Dr. Kapp’s false charges relate to (1) the enlistment and service of Hessian troops; (2) the frauds practised on them on their discharge; (3) the approval by the Hessian Parliament of the treaty with Great Britain; (4) the payment by England of the amount claimed on account of the Seven Years’ War; (5) the distribution of English pay among Hessian soldiers; (6) the relief of Hessian taxes; (7) the charge that the Elector received for troops enlisted in the British service some 60,000,000 thalers; (8) and “blood” money for the wounded.
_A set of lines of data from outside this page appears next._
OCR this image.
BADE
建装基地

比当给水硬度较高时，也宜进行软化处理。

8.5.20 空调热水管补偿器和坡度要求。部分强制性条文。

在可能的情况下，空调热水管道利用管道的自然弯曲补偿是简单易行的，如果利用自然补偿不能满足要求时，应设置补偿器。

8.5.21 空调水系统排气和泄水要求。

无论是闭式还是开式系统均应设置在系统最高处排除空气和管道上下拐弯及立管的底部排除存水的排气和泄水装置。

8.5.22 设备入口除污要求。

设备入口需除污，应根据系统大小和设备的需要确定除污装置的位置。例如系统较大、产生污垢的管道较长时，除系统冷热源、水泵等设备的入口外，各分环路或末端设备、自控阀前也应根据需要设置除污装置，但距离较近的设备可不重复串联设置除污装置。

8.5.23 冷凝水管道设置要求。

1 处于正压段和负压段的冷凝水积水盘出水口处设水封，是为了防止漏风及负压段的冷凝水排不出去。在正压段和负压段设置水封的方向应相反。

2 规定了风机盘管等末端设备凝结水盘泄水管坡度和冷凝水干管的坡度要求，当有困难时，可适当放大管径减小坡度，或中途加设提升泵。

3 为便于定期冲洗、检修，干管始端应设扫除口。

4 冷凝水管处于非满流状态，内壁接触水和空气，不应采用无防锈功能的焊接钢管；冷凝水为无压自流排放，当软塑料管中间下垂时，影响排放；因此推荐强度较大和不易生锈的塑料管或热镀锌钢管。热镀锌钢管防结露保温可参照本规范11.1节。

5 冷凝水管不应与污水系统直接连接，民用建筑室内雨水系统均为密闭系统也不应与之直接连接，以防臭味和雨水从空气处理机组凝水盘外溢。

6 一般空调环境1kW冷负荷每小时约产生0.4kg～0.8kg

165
Much of our [the pamphleteer’s] information is of a confidential kind, but there are plenty of printed books, etc., that, he says, bear him out—biographies of the Elector, sermons on his death, by Raffius, Roques, Rommel, and Pfister, the resolutions of the Guilds on the accession of his successor, all expressing grief for the death of his father; Schlieffen’s “Memoirs,” “Ephemera” of 1785, with Lith’s “Campaigns of the Hessians,” Schlözer’s “Correspondence and Annals,” John Müller’s “Letters,” the “Military Library of 1789,” Ewald’s “Life” in Manvillon’s Military Journal for 1821, Pfister’s “North American War of Independence,” Eelking’s “History,” the Hessian papers of the time, the papers of the Hessian Historical Society, v. Och’s “Observations,” Valentini’s “Recollections,” “Debates of the Parliament of Hesse,” the treaties with England, the rewards and honors paid by the King of England to German officers and soldiers, even Kapp’s writings. There are many unpublished documents, diaries of officers and enlisted men, of pay and quarter-masters, and journals in the archives and offices of Hesse, public and private.